Funding from The National Park Service, part of $10 million awarded from the Semiquincentennial Grant Program commemorating the 250th anniversary of the founding of the United States

Preservation Maryland today announced it has been awarded $747,216 in funding from the National Park Service to preserve the historic Rock Run Mill, a contributing resource to the Lower Deer Creek Valley National Historic District, located within Susquehanna State Park in Havre De Grace, Maryland.

The Maryland Park Service (Maryland Department of Natural Resources) and Preservation Maryland will partner on the project; work will result in restoration of the roof, windows, doors, masonry, and structural components of the late 18th-century mill, as well as site work to protect the foundation from flood damage.

“Preservation Maryland is committed to revitalizing Maryland communities and preserving their unique history,” said Preservation Maryland President & CEO Nicholas Redding. “This grant, one of the largest received in the organization’s 90+-year history, allows us to preserve an early piece of our nation’s story. We’re thrilled to partner with the Maryland Park Service to preserve the structure as we commemorate the 250th anniversary of the United States in 2026.”

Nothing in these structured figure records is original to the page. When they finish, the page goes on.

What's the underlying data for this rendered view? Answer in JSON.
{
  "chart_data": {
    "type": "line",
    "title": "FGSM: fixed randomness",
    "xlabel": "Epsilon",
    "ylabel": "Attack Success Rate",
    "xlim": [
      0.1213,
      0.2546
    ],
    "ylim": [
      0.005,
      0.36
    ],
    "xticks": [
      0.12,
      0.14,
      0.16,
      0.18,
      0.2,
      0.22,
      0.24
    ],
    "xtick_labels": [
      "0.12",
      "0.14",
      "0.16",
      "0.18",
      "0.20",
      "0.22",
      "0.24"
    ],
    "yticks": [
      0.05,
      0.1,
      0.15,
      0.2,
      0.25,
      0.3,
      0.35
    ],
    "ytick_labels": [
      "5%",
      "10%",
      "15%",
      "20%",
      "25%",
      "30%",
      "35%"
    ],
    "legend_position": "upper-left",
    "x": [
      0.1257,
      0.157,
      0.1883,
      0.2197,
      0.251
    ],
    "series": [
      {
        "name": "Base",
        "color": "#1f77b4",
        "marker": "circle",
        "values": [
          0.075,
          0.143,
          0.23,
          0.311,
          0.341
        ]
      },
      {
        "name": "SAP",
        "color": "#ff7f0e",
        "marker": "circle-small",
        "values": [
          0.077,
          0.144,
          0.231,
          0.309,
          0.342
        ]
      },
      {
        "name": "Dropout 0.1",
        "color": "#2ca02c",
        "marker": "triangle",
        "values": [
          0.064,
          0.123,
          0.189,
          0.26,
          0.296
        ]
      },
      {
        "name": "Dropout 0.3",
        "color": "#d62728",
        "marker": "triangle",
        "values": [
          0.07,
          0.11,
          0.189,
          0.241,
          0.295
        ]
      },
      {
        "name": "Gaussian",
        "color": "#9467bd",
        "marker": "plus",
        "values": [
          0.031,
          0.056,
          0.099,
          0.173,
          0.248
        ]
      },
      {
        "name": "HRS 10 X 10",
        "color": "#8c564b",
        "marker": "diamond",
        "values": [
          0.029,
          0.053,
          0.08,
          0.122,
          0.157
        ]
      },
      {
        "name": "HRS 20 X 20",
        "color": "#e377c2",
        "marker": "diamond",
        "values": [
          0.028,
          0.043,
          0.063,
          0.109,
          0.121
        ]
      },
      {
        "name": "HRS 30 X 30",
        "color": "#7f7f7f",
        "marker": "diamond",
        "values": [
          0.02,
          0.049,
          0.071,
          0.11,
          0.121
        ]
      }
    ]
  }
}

Preservation Maryland’s Historic Property Redevelopment Manager Laura Houston, who will be managing the project for the organization, added “Restoration of this remarkably unaltered 18th c. structure will allow it to remain a site of education for the public, a connection to our nation’s early years, and an exemplary resource for the Susquehanna State Park.”

“We’re thankful for the opportunity to work with Preservation Maryland to ensure future generations of Marylanders will continue to be able to visit this historic mill at Susquehanna State Park in Havre de Grace,” said Angela Crenshaw, Acting Superintendent of the Maryland Park Service. “We know that the mill served as a centerpiece of the community when it was operational and with this grant it will continue to serve as a centerpiece of the park.”

Built in 1797 along the banks of the Susquehanna River, the Rock Run Mill is a surviving connection to when the wheat and flour trade provided a much-needed economic foundation for the new American republic. Maryland’s Piedmont Region saw the establishment of many commercial grist mills among other early industries during the latter half of the 18th century. The appearance of these mills coincided with the Seven Years War and the American Revolution, and they signified Baltimore’s emergence as a major seaport and foreshadowed the rise of American industry in the 19th century.

This project is being supported by a Historic Preservation Fund grant administered by the National Park Service, Department of the Interior. “The Semiquincentennial is an opportunity for the nation to recognize and reflect on the diverse cultures, events, and places that have helped shape our country,” said NPS Director Chuck Sams in an NPS-issued press release last week. “Through the Semiquincentennial Grant Program, the National Park Service is supporting projects that showcase the many places and stories that contributed to the evolution of the American experience.”